Description & Technical information

A rectangular fritware moulded tile, painted with cobalt blue, turquoise, pink, yellow, and black underglaze. The tile depicts the meeting of two royals, accompanied by their attendants. Four buildings populate the background, representing the mosques and Armenian churches of Isfahan. The backdrop is densely packed with flowers, and a horizontal border at the top of the tile is decorated with roses, scrolling vines, and falcons. The garden setting alludes to paradise, the only place in the 19th century Iranian imagination in which men and women could freely come together.1 The prince attempts to hand the woman a cup of wine from the bottle he carries, but the woman, holding a parasol and flowers, has no hands free to take the cup.

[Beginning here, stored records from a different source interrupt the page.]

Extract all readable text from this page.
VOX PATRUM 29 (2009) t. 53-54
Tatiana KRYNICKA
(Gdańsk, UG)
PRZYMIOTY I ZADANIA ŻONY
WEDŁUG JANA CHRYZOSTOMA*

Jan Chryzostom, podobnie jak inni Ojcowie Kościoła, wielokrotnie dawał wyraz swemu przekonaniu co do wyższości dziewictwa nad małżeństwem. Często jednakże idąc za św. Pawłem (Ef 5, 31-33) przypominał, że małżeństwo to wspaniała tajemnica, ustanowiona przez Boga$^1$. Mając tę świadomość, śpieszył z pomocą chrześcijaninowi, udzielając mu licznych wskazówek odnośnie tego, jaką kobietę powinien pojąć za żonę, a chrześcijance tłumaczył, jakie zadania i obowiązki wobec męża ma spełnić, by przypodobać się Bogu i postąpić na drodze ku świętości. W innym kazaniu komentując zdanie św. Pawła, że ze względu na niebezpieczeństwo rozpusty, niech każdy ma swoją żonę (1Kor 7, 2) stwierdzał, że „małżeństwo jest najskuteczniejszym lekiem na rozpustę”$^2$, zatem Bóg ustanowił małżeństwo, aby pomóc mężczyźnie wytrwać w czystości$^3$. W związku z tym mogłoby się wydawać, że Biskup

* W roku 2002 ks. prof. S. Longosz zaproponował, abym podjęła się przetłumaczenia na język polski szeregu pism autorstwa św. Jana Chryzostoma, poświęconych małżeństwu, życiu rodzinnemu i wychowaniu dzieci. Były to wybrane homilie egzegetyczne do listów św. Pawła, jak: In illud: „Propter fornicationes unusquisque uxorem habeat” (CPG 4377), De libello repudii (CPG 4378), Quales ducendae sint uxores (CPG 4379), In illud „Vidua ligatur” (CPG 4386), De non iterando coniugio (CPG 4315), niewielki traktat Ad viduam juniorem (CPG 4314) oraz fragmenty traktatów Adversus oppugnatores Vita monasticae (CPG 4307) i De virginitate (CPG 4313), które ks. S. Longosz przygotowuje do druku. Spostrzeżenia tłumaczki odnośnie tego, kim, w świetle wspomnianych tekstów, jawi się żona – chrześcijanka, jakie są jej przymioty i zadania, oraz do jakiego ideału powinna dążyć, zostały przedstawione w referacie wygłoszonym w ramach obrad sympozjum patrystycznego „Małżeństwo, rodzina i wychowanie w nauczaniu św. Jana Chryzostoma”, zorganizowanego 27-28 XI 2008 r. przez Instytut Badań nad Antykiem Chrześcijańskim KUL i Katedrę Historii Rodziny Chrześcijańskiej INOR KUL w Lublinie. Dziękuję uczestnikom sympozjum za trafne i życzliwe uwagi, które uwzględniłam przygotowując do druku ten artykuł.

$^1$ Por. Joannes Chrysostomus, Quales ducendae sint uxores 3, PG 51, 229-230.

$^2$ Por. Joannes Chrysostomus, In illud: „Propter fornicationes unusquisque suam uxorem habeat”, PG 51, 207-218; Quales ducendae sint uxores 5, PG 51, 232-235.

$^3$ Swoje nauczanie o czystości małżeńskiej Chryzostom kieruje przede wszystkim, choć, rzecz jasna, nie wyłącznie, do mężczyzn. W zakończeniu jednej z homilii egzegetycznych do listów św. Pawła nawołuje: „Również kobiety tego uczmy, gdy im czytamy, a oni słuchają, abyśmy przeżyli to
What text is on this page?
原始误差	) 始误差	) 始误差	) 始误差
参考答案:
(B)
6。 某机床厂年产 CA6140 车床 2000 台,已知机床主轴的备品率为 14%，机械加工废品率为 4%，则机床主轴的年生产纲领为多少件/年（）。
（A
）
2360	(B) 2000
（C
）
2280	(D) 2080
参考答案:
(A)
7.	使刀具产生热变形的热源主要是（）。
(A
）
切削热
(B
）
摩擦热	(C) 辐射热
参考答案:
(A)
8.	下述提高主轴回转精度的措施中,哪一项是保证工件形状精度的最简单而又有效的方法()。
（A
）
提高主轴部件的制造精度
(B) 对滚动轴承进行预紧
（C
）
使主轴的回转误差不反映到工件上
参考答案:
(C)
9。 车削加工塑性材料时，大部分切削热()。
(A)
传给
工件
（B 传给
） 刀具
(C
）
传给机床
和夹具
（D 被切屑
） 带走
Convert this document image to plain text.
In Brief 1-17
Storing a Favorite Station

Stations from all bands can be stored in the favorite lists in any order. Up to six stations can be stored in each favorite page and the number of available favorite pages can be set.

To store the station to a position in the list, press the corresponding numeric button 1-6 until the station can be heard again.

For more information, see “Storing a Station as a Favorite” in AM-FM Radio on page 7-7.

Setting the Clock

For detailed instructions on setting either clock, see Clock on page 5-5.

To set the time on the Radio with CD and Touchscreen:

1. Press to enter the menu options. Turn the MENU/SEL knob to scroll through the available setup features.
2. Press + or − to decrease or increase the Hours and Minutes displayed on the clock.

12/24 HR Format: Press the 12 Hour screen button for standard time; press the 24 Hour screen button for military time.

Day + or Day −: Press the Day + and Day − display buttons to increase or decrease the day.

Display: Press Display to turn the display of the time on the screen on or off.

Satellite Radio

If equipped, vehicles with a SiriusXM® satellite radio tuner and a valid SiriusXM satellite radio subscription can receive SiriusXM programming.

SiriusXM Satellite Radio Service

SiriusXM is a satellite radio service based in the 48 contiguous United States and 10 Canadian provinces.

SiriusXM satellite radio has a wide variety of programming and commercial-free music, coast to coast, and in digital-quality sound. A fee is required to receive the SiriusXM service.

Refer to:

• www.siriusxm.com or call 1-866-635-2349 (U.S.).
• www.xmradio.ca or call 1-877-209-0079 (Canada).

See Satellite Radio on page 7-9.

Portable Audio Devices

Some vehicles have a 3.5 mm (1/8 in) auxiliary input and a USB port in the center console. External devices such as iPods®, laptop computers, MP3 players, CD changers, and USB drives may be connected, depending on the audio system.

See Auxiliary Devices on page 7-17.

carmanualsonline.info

This configuration of figures is a relatively common one in Qajar tiles. The scene may recall the meeting of Humay and Humayan, from the 14th century Khamsah of Khvaju Kirmani. The poem tells of the Persian prince Humay’s various quests to find Humayun, the daughter of the Emperor of China, with whom he has fallen madly in love.2 A very similar panel is on display in the Islamic Middle East Gallery at the Victoria & Albert Museum, London (accession no. 230-1887). 
1 Salgirli, Saygin. Inside/ Outside Islamic Art and Architecture: A Cartography of Boundaries in and of the Field. London: Bloomsbury, 2021. p. 113.
2 Nayel Barakat, Heba, and Khademi, Zahra. Qajar Ceramics: Bridging Tradition and Modernity. Kuala Lumpur: Islamic Arts Museum Malaysia, 2019. p. 116.